Labyrinthe stellen potente Symbole in vielen Kulturen dar und das seit Jahrtausenden. Strukturen, die auf den Symbolwert des Labyrinths hinweisen, finden sich in diversen Weltgegenden wie Brasilien, Arizona, Island, in Afrika, Indien, auf Sumatra und über ganz Europa verstreut. Chronologisch lassen sich Darstellungen bis 4000 Jahre zurückverfolgen. Für die westliche Imagination spielte mit Sicherheit der Mythos des Minotaurus und das Labyrinth von Knossos, welches König Minos errichten ließ, eine herausragende Rolle. Es beflügelte nicht nur die Phantasie der nachfolgenden Jahrhunderte/Jahrtausende von der griechischen Antike bis hin zur Römerzeit, sondern legte die Fundamente für eine Reihe symbolträchtiger Auslegungen in der Christlichen Tradition bis hin zu psychologischen Deutungsmustern in der Moderne. Lassen sich in der frühen Antike bereits die Grundthemen des Männlichen und des Weiblichen und ihrer teils feindlichen, teils kollaborierenden Dimension im Mythos aufspüren, so verinnerlicht das Christentum vor allem des Mittelalters das Labyrinth als den einen, wahren Pfad zur christlichen Erlösung. Ein Pfad voller Wirren und irreführender Abwege, der jedoch trotz seiner –für den unkundigen Menschen- Unübersichtlichkeit einer verborgenen Ordnung folgt und eines ganz sicher aufweist: einen Eingang/Anfang und ein Zentrum. Doch es gibt noch einen weiteren Aspekt, auf den hier einzugehen von größter Bedeutung ist: die Begehung des Labyrinths besteht nicht nur aus dem Willensakt, sich auf einen ungewissen Weg zu machen, voller Gefahren und Täuschungen; er besteht vor allem darin, dass man, im Zentrum angekommen, nun wieder zum Ausgang gelangen muss. Gewissermaßen handelt es sich um eine einmalige Pendelbewegung, bei der das Pendel einmal ausschlägt, sein Ziel erreicht und beim Zurückschwingen an seinen Ausgangspunkt gelangt – und es doch nicht tut: Der Mensch, der einmal das Zentrum erreicht hat und es dann wieder zurück geschafft hat, ist unweigerlich transformiert.

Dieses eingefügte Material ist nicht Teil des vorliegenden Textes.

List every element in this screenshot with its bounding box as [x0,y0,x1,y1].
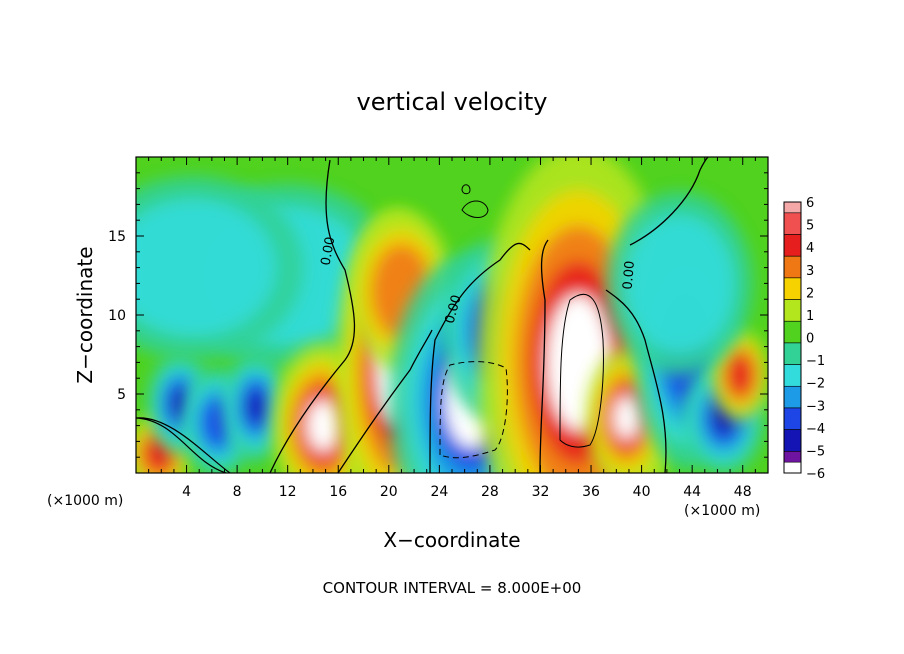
field-feature [710,329,768,421]
x-axis-label: X−coordinate [383,528,520,552]
y-tick-label: 15 [108,229,126,245]
x-unit-label-right: (×1000 m) [684,503,760,519]
colorbar [783,201,802,474]
colorbar-swatch [783,407,802,430]
colorbar-label: 6 [806,196,814,211]
x-tick-labels: 4 8 12 16 20 24 28 32 36 40 44 48 [182,484,752,500]
colorbar-label: −2 [806,377,825,392]
x-unit-label-left: (×1000 m) [47,493,123,509]
x-tick-label: 4 [182,484,191,500]
colorbar-swatch [783,451,802,463]
colorbar-label: 2 [806,286,814,301]
field-feature-ring [624,214,735,353]
y-tick-label: 5 [117,387,126,403]
colorbar-label: −1 [806,354,825,369]
colorbar-swatch [783,342,802,365]
x-tick-label: 16 [329,484,347,500]
y-axis-label: Z−coordinate [73,246,97,383]
x-tick-label: 36 [582,484,600,500]
field-feature [136,175,303,360]
zero-contour-band-b [337,329,433,473]
x-tick-label: 12 [279,484,297,500]
colorbar-label: −3 [806,399,825,414]
zero-contour-band-c [429,242,531,473]
zero-contour-band-a [269,159,356,473]
colorbar-swatch [783,277,802,300]
colorbar-swatch [783,364,802,387]
colorbar-frame [783,201,802,474]
axis-ticks [135,156,769,474]
colorbar-label: 0 [806,332,814,347]
field-feature-core [613,396,639,440]
colorbar-swatch [783,385,802,409]
colorbar-label: 5 [806,219,814,234]
colorbar-swatch [783,299,802,322]
colorbar-label: 4 [806,241,814,256]
field-feature-ring [136,198,276,337]
zero-contour-band-e [605,289,667,473]
colorbar-swatch [783,320,802,344]
colorbar-label: 1 [806,309,814,324]
zero-contours [136,157,709,473]
colorbar-swatch [783,255,802,279]
x-tick-label: 44 [683,484,701,500]
contour-label: 0.00 [621,260,638,290]
colorbar-swatch [783,212,802,235]
colorbar-label: −5 [806,444,825,459]
contour-label: 0.00 [319,236,339,267]
closed-contour-small-b [461,184,471,195]
colorbar-label: −6 [806,467,825,482]
y-tick-labels: 5 10 15 [108,229,126,403]
contour-labels: 0.00 0.00 0.00 [319,236,638,326]
plot-area: 0.00 0.00 0.00 [135,156,769,474]
field-features [136,157,768,473]
field-feature-ring [727,354,754,396]
x-tick-label: 28 [481,484,499,500]
field-feature-ring [246,389,267,424]
x-tick-label: 24 [430,484,448,500]
y-tick-label: 10 [108,308,126,324]
x-tick-label: 32 [532,484,550,500]
field-feature-core [307,400,339,452]
contour-label: 0.00 [443,293,465,325]
x-tick-label: 20 [380,484,398,500]
colorbar-labels: 6 5 4 3 2 1 0 −1 −2 −3 −4 −5 −6 [806,196,825,482]
zero-contour-band-f [629,157,709,246]
chart-title: vertical velocity [357,88,548,116]
zero-contour-inner-white-a [559,293,604,448]
x-tick-label: 40 [633,484,651,500]
zero-contour-left [136,417,231,473]
colorbar-label: −4 [806,422,825,437]
contour-interval-label: CONTOUR INTERVAL = 8.000E+00 [323,579,582,597]
colorbar-label: 3 [806,264,814,279]
x-tick-label: 48 [734,484,752,500]
colorbar-swatch [783,429,802,452]
closed-contour-small-a [461,200,489,218]
colorbar-swatch [783,234,802,257]
colorbar-swatch [783,201,802,214]
zero-contour-band-d [539,239,549,473]
x-tick-label: 8 [233,484,242,500]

Die Wissenschaft und insbesondere die Physiologie des Menschen nennt den Teil des inneren Ohres Labyrinth, der für das Gleichgewicht des Menschen sorgt. Damit der Mensch seine aufrechte Haltung einnehmen kann, die ihn so distinktiv von allen Lebewesen unterscheidet, muss er „in sich hinein horchen“. Ein innerer Kompass lässt ihn den Kopf emporheben und hindert ihn am Straucheln. Diesen Sinn für das Gleichgewicht, diesen „inneren Kompass“, der dem Menschen auf seiner Entdeckungsreise dient, gilt es in der Tanzperformance zu erforschen.
Die doppelte Rolle des Labyrinths als Symbol für das weibliche und das männliche Gestaltungs- und Erkenntnisprinzip bildet ein weiteres Fundament: Daedalus (Prototyp des männlichen Ingenieurs) hat mit Pasiphaës Hilfe (Mondgötting) das Labyrinth gebaut, Theseus hingegen hätte ohne Ariadnes Faden, den Weg zurück ans Licht nie gefunden. Daedalus’ Gestaltungswille ist ohne den weiblichen Gegenpart ebenso „unfruchtbar“ wie Theseus’ Mut ohne Ariadnes Beisteuern vergebens gewesen wäre.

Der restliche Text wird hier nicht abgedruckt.